Booth Id:
ME304
Category:
Mathematics
Year:
2014
Finalist Names:
Meng, Shi Chan (Amy)
Meng, Shi Yuan (Elly)
Abstract:
Despite tremendous progress in oncology, many treatments such as chemotherapy continue to weaken the immune systems of cancer patients, increasing their susceptibility to infections and other diseases. This has heralded a novel class of cancer therapeutics called antibody drug conjugates (ADCs) that couples the targeting ability of monoclonal antibodies with a highly potent cytotoxin designed to trigger apoptosis upon internalization by cancer cells. But despite this targeting specificity, it is not uncommon for healthy leukocyte receptors (FcγRs) to bind to the Fc region of the ADC antibody. This increases the destruction of healthy leukocytes and prevention of ADC internalization—potentially crippling side effects for cancer patients whose immune systems are already compromised by treatment drugs. We hypothesized that ADC deglycosylation via a N297Q point mutation would induce a structural alteration of the Fc region that will inhibit FcγR binding.
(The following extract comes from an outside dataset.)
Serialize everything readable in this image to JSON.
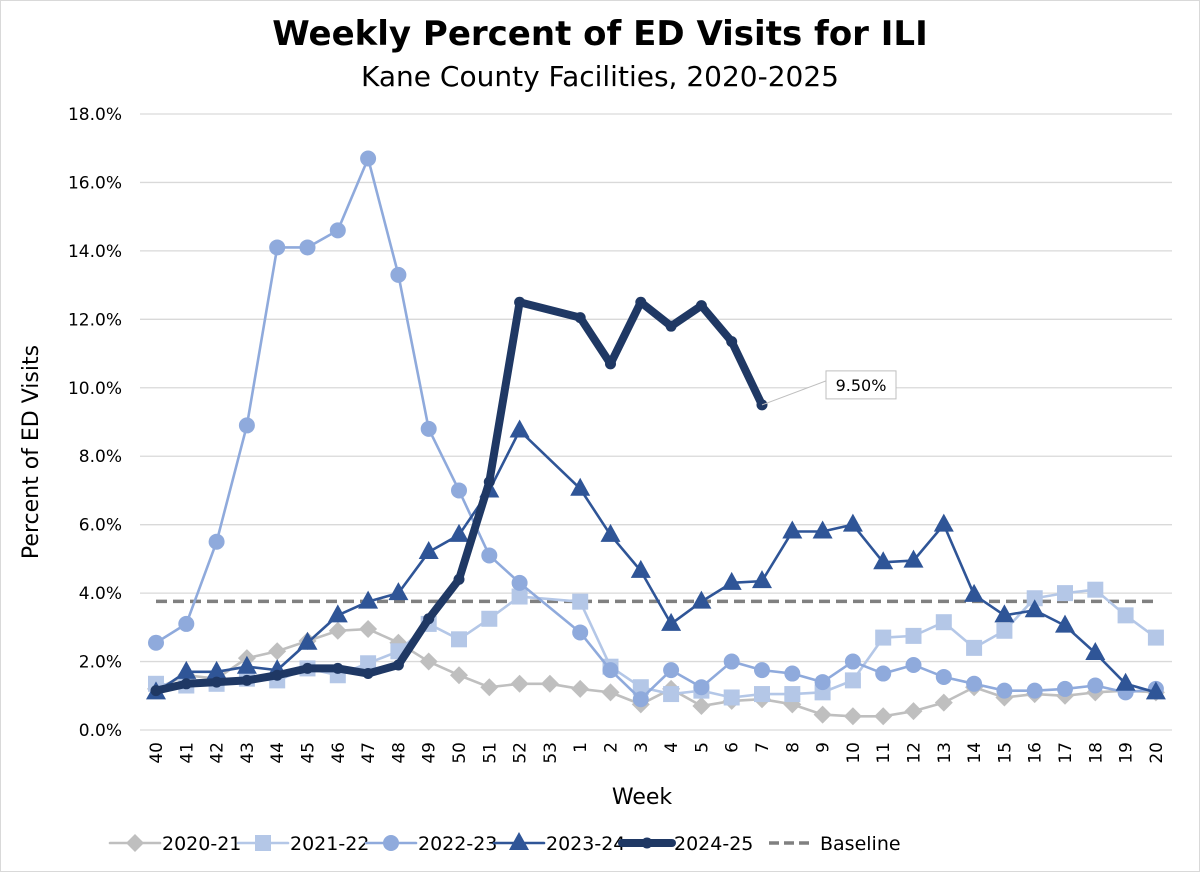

To test this, we used a Biacore biosensor to develop immunoassays for measuring the binding affinities of wild-type and deglycosylated ADCs to universal receptors FcγRI, FcγRIIa, and FcγRIIb. Varying surface plasmon resonance (SPR) signals established differences in refractive index directly proportional to the concentration of Fcγ receptors bound to each and were converted into resonance units (RUs). Analysis of protein-protein interaction models revealed that FcγR binding to ADCs was decreased by up to 98%, supporting the utility of deglycosylation in enhancing targeting specificity and thus safety. This finding points to the promise of deglycosylated ADCs as a highly selective therapeutic that may significantly accelerate the recovery of cancer patients.